Some will rob you with a six-gun,
some with a fountain pen."
Woody Guthrie
One of the first terms I ran into when working on Mob stories back in the 1980s was, "bust-out." I'd never heard the term before, but proud (criminal) practitioners of the art - and it is an art - were all too happy to describe the process. The "perfect bust-out" was, to these guys, something akin to bowling a perfect game, something to proud of.
Here's how bust-outs work:
First a business enterprise -- often already in financial trouble -- is targeted. The the struggling owner is approached with a proposition; investors will provide financing to save the business. The terms are unusually quite generous, but become tighter and tighter once the money is accepted.
Eventually, when the owner cannot meet
the terms, these "investors" make their move. With the
business-owner now firmly painted into the corner, they announce the
only solution to suing them - or worse - is to convert their loan
into an equity share in the business. "Okay, you no longer owe
us anything because we're now your new partners," is the
message. It's an offer often impossible to refuse.
Once these vultures are inside and with access to the company's books and assets, they get down to the work of busting out the business.
The first thing the go are any lines of credit the company might have that are not already tapped out. Then they contact the company's creditors, especially its bankers. They convince the bankers that, if they just loan the business a bit more, they will use the money to reorganize the business and make it profitable again. Bankers, likely already on the hook for a bunch of delinquent loans from the company, are a reliably gullible lot.
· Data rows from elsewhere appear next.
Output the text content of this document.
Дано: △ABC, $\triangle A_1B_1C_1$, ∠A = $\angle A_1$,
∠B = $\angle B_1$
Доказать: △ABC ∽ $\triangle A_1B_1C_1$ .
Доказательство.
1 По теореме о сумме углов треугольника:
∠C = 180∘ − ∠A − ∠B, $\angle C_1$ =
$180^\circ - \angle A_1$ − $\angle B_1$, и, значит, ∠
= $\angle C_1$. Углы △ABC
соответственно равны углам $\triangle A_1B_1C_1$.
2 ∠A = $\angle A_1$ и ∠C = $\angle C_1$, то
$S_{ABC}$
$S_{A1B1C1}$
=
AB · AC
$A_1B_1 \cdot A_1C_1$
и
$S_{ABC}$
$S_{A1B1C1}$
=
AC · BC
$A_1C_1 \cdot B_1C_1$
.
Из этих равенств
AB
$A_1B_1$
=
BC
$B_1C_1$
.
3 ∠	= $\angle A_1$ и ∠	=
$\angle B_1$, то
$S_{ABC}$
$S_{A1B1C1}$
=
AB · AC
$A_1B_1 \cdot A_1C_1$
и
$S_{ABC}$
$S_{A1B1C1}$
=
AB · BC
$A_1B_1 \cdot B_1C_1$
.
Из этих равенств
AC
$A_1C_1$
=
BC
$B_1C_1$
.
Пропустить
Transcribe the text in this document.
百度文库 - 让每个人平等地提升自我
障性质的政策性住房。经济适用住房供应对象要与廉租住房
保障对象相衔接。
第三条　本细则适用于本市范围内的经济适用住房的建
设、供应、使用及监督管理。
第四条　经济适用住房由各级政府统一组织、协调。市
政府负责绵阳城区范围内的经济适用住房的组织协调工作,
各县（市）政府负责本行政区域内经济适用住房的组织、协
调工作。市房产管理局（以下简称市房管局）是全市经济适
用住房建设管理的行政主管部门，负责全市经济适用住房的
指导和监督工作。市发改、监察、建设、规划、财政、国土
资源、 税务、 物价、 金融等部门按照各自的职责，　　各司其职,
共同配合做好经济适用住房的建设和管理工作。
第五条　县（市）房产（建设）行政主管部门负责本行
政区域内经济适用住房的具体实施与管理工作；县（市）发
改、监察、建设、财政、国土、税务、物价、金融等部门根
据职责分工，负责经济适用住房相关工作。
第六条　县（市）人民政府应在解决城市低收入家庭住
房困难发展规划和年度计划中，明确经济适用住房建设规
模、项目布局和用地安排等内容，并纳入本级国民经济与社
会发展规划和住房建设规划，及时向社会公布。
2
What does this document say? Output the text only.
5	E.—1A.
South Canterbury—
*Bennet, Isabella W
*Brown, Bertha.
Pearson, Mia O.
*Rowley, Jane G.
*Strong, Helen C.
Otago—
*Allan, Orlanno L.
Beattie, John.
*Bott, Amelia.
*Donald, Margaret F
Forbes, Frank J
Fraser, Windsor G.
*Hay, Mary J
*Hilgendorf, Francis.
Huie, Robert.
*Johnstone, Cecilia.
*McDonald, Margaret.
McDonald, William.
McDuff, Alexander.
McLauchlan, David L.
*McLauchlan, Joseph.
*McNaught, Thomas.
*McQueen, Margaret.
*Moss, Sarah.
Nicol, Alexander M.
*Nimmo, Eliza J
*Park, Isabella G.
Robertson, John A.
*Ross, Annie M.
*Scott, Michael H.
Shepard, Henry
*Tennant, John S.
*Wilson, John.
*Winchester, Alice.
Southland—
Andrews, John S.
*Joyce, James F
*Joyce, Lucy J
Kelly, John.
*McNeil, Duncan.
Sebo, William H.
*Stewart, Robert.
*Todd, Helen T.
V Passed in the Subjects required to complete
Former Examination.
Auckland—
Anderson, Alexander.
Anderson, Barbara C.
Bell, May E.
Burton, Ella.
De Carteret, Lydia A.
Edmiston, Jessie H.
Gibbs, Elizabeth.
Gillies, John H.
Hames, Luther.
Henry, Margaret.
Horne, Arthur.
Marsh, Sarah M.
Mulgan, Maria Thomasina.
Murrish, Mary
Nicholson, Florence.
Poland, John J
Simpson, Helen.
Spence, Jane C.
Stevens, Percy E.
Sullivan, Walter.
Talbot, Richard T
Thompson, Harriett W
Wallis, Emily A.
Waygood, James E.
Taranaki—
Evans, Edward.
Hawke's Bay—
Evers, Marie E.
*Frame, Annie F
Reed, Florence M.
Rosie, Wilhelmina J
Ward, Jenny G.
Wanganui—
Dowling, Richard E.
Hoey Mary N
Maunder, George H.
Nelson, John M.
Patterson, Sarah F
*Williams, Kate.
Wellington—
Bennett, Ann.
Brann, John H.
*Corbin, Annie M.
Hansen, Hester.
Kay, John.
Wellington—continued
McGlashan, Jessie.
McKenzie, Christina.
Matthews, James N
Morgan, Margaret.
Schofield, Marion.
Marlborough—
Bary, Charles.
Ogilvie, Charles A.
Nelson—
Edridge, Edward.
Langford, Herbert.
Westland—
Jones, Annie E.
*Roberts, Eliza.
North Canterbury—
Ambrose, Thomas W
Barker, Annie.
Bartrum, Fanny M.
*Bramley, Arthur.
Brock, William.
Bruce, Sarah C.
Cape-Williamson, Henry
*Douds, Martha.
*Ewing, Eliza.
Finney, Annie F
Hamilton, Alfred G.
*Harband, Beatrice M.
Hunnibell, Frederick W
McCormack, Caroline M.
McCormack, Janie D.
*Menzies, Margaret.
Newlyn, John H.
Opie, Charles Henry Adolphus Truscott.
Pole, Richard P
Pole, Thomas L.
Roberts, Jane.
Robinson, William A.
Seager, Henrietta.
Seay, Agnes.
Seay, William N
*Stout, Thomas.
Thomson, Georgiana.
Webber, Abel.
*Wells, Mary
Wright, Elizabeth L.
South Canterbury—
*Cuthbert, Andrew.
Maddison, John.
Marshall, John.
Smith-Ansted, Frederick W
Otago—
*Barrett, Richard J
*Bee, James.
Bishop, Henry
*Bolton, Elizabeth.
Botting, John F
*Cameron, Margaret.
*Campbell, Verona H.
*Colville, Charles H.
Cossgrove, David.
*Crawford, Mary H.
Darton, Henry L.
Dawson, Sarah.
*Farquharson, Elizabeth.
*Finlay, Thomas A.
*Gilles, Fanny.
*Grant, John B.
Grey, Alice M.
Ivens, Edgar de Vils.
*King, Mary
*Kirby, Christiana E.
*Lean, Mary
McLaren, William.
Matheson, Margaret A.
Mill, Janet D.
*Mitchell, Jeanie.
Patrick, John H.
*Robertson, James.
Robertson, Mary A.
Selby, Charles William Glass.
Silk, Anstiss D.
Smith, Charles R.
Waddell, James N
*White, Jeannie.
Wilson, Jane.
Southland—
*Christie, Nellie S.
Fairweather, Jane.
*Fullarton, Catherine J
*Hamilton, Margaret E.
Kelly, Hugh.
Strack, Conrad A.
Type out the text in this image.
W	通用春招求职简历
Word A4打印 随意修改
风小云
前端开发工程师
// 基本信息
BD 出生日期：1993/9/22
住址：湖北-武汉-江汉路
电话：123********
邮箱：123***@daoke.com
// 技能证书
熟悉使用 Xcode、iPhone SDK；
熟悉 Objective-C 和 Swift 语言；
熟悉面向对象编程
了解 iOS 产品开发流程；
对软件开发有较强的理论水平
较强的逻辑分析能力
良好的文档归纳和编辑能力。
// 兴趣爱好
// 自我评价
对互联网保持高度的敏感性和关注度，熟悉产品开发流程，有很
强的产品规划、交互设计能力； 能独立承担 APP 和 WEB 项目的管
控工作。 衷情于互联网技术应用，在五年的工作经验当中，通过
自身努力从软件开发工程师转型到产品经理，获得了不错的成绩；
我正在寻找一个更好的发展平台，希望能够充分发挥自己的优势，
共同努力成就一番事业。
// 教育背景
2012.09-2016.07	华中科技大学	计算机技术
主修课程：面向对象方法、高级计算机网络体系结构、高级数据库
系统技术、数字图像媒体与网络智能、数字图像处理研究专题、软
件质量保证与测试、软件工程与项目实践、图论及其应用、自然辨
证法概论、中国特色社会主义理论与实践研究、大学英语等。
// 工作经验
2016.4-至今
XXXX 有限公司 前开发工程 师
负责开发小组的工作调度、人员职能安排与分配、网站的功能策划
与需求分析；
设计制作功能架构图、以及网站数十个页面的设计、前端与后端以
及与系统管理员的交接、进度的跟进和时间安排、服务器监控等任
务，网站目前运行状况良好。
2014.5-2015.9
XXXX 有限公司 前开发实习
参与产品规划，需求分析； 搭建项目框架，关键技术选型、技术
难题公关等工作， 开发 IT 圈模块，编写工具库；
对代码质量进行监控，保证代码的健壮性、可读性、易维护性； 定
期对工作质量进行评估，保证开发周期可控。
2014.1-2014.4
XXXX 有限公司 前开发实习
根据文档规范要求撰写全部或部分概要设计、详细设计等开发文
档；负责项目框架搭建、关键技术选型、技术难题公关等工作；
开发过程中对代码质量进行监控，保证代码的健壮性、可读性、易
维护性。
They see the hope of getting the asses out of trouble on the loans and take the bait. Of course the only "reorganizing" that goes on involves these "equity partners" moving that fresh money to someplace no one will ever see it again. (More on that later).
The next thing they go for are the suppliers who provided goods and services to the business. If, say the the bust-out target is a stationary store, they order all the stationary supplies they can from every supply that maintains 30-day accounts with the store. When those goods are delivered they are quickly sold for cash at bargain prices out the backdoor. Again, the money going to the "equity partners," and then off into a network of impenetrable shell companies, never to be heard of again.
When the credit lines and merchandise wells run dry they turn their attention on business' own hard assets. The dismembering phase of a bust-out begins, liquidating its physical assets; trucks, machinery, and real estate, all under the cover of "shrinking the business and cutting expenses." When they're done the business exists in name only.
When creditors inevitably come a-calling to collect on the business' debts, these savvy "equity partners" are ready for the final phase of the bust-out; they throw the whole smoking mess into bankruptcy court, and walk away.
White collar crooks described bust-outs to me as, "the perfect crime." They explained that, by using existing business laws and practices as a cover, they were able to loot and pillage and pocket the booty without fear of criminal prosecution because, as they noted, it's not illegal to fail in American business. "So we're lousy businessmen," they claim when authorities, regulators or judges would ask them what happened to all the money.